ACCSP
- Formation: 1995
- Legal status: State-owned organization
- Purpose: Providing statistics of the USA's Pacific coast
- Location: United States;
- Fields: Standards; Administration and outreach; Data collection and management;
- Website: https://www.accsp.org/
- Formerly called: Atlantic coast fisheries-dependent program

= Atlantic Coastal Cooperative Statistics Program =

The Atlantic Coastal Cooperative Statistics Program (ACCSP) is a cooperative state-federal program of U.S. states and the District of Columbia. ACCSP was established to be the principal source of fisheries-dependent information on the Atlantic Coast of the United States.

Initial planning for an Atlantic coast fisheries-dependent program began in 1994 to address deficiencies in the data available for fisheries management along the Atlantic coast. The ACCSP was established in 1995 through a Memorandum of Understanding signed by the 23 state and federal agencies responsible for marine fisheries management on the Atlantic coast.
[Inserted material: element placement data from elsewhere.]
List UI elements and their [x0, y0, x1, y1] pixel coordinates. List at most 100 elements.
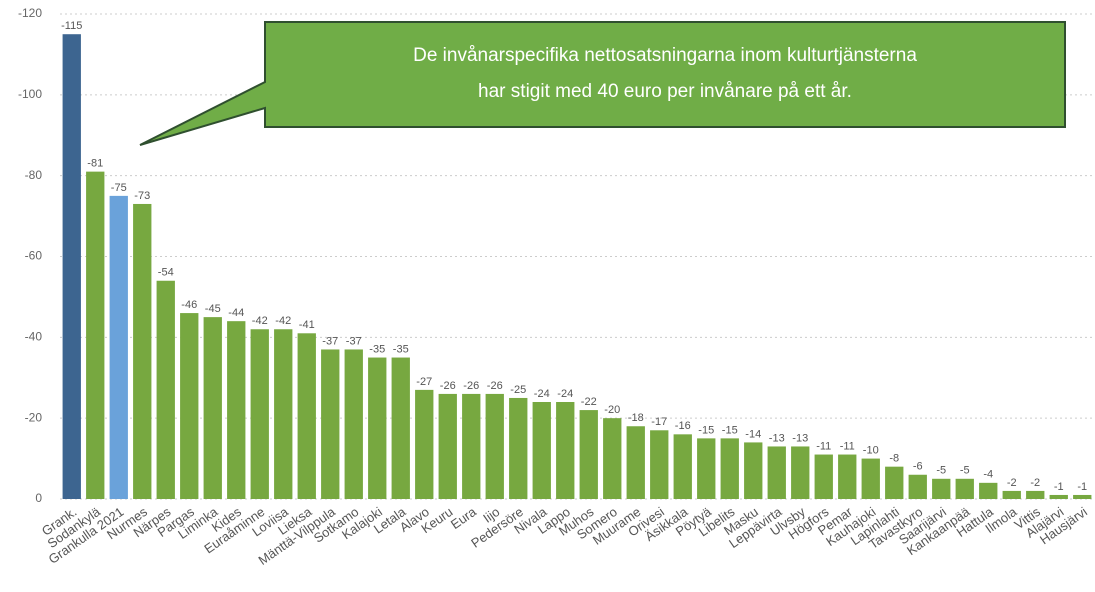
value-label: -13: [792, 432, 808, 444]
bar: [86, 171, 105, 499]
bar: [1073, 494, 1092, 499]
value-label: -8: [889, 453, 899, 465]
bar: [485, 393, 504, 499]
value-label: -14: [745, 428, 761, 440]
bar: [438, 393, 457, 499]
value-label: -2: [1007, 477, 1017, 489]
annotation-box: [139, 21, 1066, 146]
value-label: -81: [87, 158, 103, 170]
y-tick-label: -60: [25, 249, 43, 263]
value-label: -75: [111, 182, 127, 194]
bar: [297, 333, 316, 499]
value-label: -27: [416, 376, 432, 388]
bar: [227, 321, 246, 499]
value-label: -16: [675, 420, 691, 432]
y-tick-label: -100: [18, 87, 42, 101]
value-label: -20: [604, 404, 620, 416]
bar: [532, 402, 551, 499]
bar: [955, 478, 974, 499]
y-tick-label: 0: [35, 491, 42, 505]
value-label: -6: [913, 461, 923, 473]
value-label: -54: [158, 267, 174, 279]
y-tick-label: -120: [18, 6, 42, 20]
bar: [1049, 494, 1068, 499]
bar: [932, 478, 951, 499]
value-label: -5: [960, 465, 970, 477]
value-label: -26: [487, 380, 503, 392]
value-label: -1: [1054, 481, 1064, 493]
bar: [391, 357, 410, 499]
value-label: -26: [463, 380, 479, 392]
value-label: -44: [228, 307, 244, 319]
bar: [156, 280, 175, 499]
bar: [1026, 490, 1045, 499]
value-label: -24: [557, 388, 573, 400]
value-label: -18: [628, 412, 644, 424]
value-label: -25: [510, 384, 526, 396]
bar: [250, 329, 269, 499]
value-label: -17: [651, 416, 667, 428]
value-label: -115: [61, 20, 82, 32]
bar: [321, 349, 340, 499]
bar: [814, 454, 833, 499]
annotation-line: De invånarspecifika nettosatsningarna in…: [413, 45, 917, 66]
bar: [720, 438, 739, 499]
bar: [650, 430, 669, 499]
bar: [368, 357, 387, 499]
value-label: -46: [181, 299, 197, 311]
value-label: -37: [322, 335, 338, 347]
bar: [861, 458, 880, 499]
bar: [744, 442, 763, 499]
value-label: -2: [1030, 477, 1040, 489]
value-label: -1: [1077, 481, 1087, 493]
value-label: -4: [983, 469, 993, 481]
bar: [462, 393, 481, 499]
bar: [62, 34, 81, 499]
value-label: -11: [816, 440, 831, 452]
value-label: -15: [698, 424, 714, 436]
value-label: -73: [134, 190, 150, 202]
value-label: -42: [252, 315, 268, 327]
value-label: -15: [722, 424, 738, 436]
bar: [344, 349, 363, 499]
value-label: -37: [346, 335, 362, 347]
value-label: -26: [440, 380, 456, 392]
value-label: -42: [275, 315, 291, 327]
bar: [979, 482, 998, 499]
bar: [133, 203, 152, 500]
value-label: -22: [581, 396, 597, 408]
value-label: -24: [534, 388, 550, 400]
bar: [203, 317, 222, 499]
bar: [697, 438, 716, 499]
bar: [415, 389, 434, 499]
value-label: -35: [393, 343, 409, 355]
value-label: -5: [936, 465, 946, 477]
value-label: -13: [769, 432, 785, 444]
value-label: -45: [205, 303, 221, 315]
bar: [579, 410, 598, 499]
bar: [885, 466, 904, 499]
bar: [1002, 490, 1021, 499]
bar: [509, 397, 528, 499]
value-label: -41: [299, 319, 315, 331]
value-label: -35: [369, 343, 385, 355]
bar: [791, 446, 810, 499]
y-tick-label: -40: [25, 330, 43, 344]
x-tick-label: Eura: [448, 504, 480, 532]
bar: [767, 446, 786, 499]
bar: [673, 434, 692, 499]
value-label: -10: [863, 444, 879, 456]
bar: [109, 195, 128, 499]
y-tick-label: -80: [25, 168, 43, 182]
bar: [908, 474, 927, 499]
annotation-line: har stigit med 40 euro per invånare på e…: [478, 81, 852, 102]
bar: [180, 313, 199, 499]
y-tick-label: -20: [25, 410, 43, 424]
value-label: -11: [840, 440, 855, 452]
bar: [274, 329, 293, 499]
bar: [838, 454, 857, 499]
bar: [626, 426, 645, 499]
bar: [556, 402, 575, 499]
bar: [603, 418, 622, 499]
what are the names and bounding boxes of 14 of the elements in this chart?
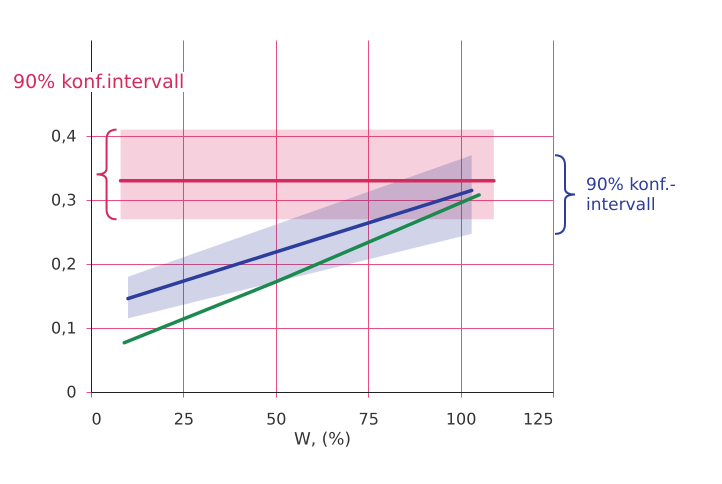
x-tick-label: 100: [446, 410, 476, 428]
y-tick-label: 0: [66, 382, 76, 402]
x-tick-label: 25: [174, 410, 194, 428]
x-tick-label: 50: [266, 410, 286, 428]
y-tick-label: 0,1: [51, 318, 76, 338]
x-tick-label: 75: [358, 410, 379, 428]
y-tick-label: 0,3: [51, 190, 76, 210]
text: 90% konf.-intervall: [583, 174, 699, 215]
y-tick-label: 0,2: [51, 254, 76, 274]
x-tick-label: 0: [92, 410, 102, 428]
annotation: 90% konf.intervall: [10, 70, 188, 93]
x-axis-title: W, (%): [294, 430, 352, 450]
y-tick-label: 0,4: [51, 126, 76, 146]
x-tick-label: 125: [522, 410, 554, 428]
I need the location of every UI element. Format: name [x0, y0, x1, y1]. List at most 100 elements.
The federal partners are the United States Fish and Wildlife Service (FWS), National Marine Fisheries Service of the National Oceanic and Atmospheric Administration (NOAA). The state partners are the Maine Department of Marine Resources, New Hampshire Fish and Game Department, Massachusetts Division of Marine Fisheries, Rhode Island Division of Fish and Wildlife, Connecticut Department of Environmental Protection, New York State Department of Environmental Conservation, New Jersey Division of Fish and Wildlife, Delaware Department of Natural Resources, Pennsylvania Fish and Boat Commission, District of Columbia Fisheries and Wildlife, Maryland Department of Natural Resources, Virginia Marine Resources Commission, North Carolina Department of Environment and Natural Resources, South Carolina Department of Natural Resources, Florida Fish and Wildlife Conservation Commission, and Georgia Department of Natural Resources. Other partners include the New England Fishery Management Council, Potomac River Fisheries Commission, Atlantic States Marine Fisheries Commission, South Atlantic Fishery Management Council, and Mid-Atlantic Fishery Management Council.

The Program is separated into three divisions: a staff dedicated to handling the ACCSP standards, administrative aspects and outreach requirements of the program; a data team that seeks to identify, transform and audit datasets and answer data queries regarding fisheries' activities; and a software team that designs and builds the data collection systems for the program manages on behalf of its partners, and internal systems that support Program activities.